You might consider a content campaign that ties into a holiday theme, such as “12 Days of Specials,” where you offer a new discount each day for the 12 days leading up to a holiday. A Twitter party chat that ties into your products, which features a branded holiday-themed hashtag, can also get people talking about your brand on social. If you use social media advertising over the holidays, create ads that feature products that are targeted to the same demographic the ads are being shown to.
Safeguard Your Online Store
If you sell online, it’s vital to prepare for an uptick in online sales over the holidays, especially on Cyber Monday. Entrepreneur magazine recommends trying out new things with your website far before the holidays hit, so you can fix any bugs and optimize accordingly. Conduct a speed test on your site, and make sure that it can handle up at least 200 percent more traffic than you’re currently getting. Small businesses lose an average of $55,000 in revenue each year due to IT failures. Don’t let the holidays cause a major hit to your business.
It’s also imperative to conduct thorough security checks in your e-commerce store and throughout your site. In 2016, e-commerce fraud risk increased 79 percent year-over-year during the holiday season. Make sure your business does not store sensitive customer data, follows all PCI compliance regulations and uses tokenization and end-to-end encryption to protect personal information during transactions.
Increase Store Foot Traffic
The holiday shopping season is one a lot of shoppers look forward to because of the special holiday-themed atmosphere many stores create for shoppers. Passerby who see a busy store may be enticed to check it out, as well, which is why it’s so important for your store to be bustling during the holidays. To get more people in your store, consider ideas like:
- Feature live entertainment, such as a musician, carolers or face painter for kids
- Offer promotions that are in-store-only
- Keep people in the store longer by speaking to the senses, such as by handing out hot chocolate or using scent technology to make scents like cinnamon or peppermint pervasive throughout your store
- Host a contest or raffle where participants must be present to win
While you want tons of people in your store during the holiday season, you also want to make sure visitors feel calm and comfortable in your store. Consider opening up the layout to allow for more space to travel throughout the store, or add a pop-up extension outside your store for special items.
Improve Upon Previous Efforts
If you’ve been in business for previous holiday seasons, looking at trends and what worked and what didn’t work in previous years is key to getting a head start on a better strategy this year. You can also use analytics data from your website visits and overall sales data to gain insight into what products you want to highlight over the holidays, or to help drive product innovation and the creation of special holiday gift sets.
This season is also a prime opportunity for your business to show off your stellar customer service and product policy. Make sure your support team is responsive on your website and social media channels, and offer an easy-to-understand return and shipping policy to make it easy for customers to be confident in your brand.

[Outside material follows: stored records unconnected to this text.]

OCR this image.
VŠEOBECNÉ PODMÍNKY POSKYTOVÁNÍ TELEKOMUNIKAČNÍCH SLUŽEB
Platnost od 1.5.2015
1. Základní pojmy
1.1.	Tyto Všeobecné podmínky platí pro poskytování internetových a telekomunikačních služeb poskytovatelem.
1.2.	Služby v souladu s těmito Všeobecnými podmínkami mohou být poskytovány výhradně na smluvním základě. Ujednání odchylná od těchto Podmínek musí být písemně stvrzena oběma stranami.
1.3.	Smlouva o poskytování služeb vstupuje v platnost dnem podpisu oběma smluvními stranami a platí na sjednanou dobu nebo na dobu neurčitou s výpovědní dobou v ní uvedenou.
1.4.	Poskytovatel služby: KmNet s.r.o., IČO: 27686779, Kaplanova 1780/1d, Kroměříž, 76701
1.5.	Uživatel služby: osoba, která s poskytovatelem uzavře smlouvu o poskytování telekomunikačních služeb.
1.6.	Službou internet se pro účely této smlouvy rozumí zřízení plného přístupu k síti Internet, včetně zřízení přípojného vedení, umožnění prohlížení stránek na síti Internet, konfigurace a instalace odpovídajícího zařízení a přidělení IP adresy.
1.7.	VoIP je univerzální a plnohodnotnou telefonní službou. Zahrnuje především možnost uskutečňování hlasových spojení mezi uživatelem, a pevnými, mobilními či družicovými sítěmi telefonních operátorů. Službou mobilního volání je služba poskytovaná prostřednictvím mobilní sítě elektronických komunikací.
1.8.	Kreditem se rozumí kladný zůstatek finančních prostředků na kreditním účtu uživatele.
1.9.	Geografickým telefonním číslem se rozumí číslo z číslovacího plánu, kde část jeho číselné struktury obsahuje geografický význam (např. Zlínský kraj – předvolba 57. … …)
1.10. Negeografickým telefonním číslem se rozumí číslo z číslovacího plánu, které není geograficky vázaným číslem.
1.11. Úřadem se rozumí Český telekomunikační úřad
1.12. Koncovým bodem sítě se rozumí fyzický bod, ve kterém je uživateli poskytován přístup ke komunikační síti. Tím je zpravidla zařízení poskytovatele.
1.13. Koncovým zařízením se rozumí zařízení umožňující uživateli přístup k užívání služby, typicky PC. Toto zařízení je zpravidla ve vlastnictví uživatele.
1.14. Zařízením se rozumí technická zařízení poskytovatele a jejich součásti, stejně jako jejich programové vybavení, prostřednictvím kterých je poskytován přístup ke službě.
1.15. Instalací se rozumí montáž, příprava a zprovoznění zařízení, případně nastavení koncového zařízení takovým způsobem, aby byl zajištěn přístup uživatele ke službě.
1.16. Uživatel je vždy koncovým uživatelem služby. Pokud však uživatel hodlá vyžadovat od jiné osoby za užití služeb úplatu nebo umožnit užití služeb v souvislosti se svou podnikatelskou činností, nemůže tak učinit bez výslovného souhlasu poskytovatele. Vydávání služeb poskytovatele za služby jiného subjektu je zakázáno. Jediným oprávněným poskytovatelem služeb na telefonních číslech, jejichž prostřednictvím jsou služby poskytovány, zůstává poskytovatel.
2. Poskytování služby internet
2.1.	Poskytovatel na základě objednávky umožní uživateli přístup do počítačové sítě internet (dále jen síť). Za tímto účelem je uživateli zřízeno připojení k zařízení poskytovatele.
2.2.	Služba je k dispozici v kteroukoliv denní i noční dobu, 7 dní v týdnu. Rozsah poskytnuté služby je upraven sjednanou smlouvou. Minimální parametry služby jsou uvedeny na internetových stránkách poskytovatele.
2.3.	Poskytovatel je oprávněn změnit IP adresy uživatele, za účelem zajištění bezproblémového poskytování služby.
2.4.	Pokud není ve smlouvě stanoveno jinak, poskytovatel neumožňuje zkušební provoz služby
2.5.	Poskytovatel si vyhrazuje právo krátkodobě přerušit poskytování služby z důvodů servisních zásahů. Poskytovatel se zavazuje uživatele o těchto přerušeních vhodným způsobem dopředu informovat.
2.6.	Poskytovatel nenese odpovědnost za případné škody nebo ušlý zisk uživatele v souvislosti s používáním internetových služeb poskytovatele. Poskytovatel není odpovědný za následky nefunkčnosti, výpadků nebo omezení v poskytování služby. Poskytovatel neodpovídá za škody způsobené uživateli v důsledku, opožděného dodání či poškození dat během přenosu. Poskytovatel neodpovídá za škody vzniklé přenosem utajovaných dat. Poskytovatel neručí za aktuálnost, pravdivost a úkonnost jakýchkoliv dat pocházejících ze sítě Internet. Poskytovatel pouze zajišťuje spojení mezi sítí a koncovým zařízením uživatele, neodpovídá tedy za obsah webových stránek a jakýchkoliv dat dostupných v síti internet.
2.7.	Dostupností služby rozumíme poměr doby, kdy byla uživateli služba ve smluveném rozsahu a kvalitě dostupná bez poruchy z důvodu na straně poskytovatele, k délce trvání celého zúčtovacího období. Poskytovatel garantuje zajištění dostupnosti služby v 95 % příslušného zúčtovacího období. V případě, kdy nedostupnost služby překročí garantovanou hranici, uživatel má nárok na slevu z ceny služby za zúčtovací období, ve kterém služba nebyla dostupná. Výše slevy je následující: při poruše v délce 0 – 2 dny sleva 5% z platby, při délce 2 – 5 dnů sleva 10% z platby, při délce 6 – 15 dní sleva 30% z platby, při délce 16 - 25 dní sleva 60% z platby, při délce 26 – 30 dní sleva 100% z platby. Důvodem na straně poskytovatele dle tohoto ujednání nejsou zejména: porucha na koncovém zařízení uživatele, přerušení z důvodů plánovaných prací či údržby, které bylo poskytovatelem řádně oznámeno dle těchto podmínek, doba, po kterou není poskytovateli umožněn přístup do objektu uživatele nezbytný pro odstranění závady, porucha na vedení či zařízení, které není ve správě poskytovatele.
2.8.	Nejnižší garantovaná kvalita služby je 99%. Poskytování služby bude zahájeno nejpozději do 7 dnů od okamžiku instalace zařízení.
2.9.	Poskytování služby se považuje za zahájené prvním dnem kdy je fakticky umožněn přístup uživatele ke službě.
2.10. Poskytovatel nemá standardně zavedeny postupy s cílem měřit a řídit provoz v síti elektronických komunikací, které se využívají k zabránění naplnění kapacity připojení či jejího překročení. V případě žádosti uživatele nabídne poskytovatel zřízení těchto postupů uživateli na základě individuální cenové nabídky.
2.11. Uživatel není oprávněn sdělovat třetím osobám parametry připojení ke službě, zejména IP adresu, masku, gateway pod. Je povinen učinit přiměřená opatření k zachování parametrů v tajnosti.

Your sales team should be prepped for an increased amount of customers and teams should be staffed accordingly.
Like any time of year, aim to serve and thrill your customer, and to make their holiday season enjoyable rather than stressful. By helping customers with discounts on products they love or by offering entertainment for their kids when they’re shopping with you, you can increase not just sales, but loyalty to your brand. Make sure to monitor and measure your efforts this year, so you can keep improving in the future, too.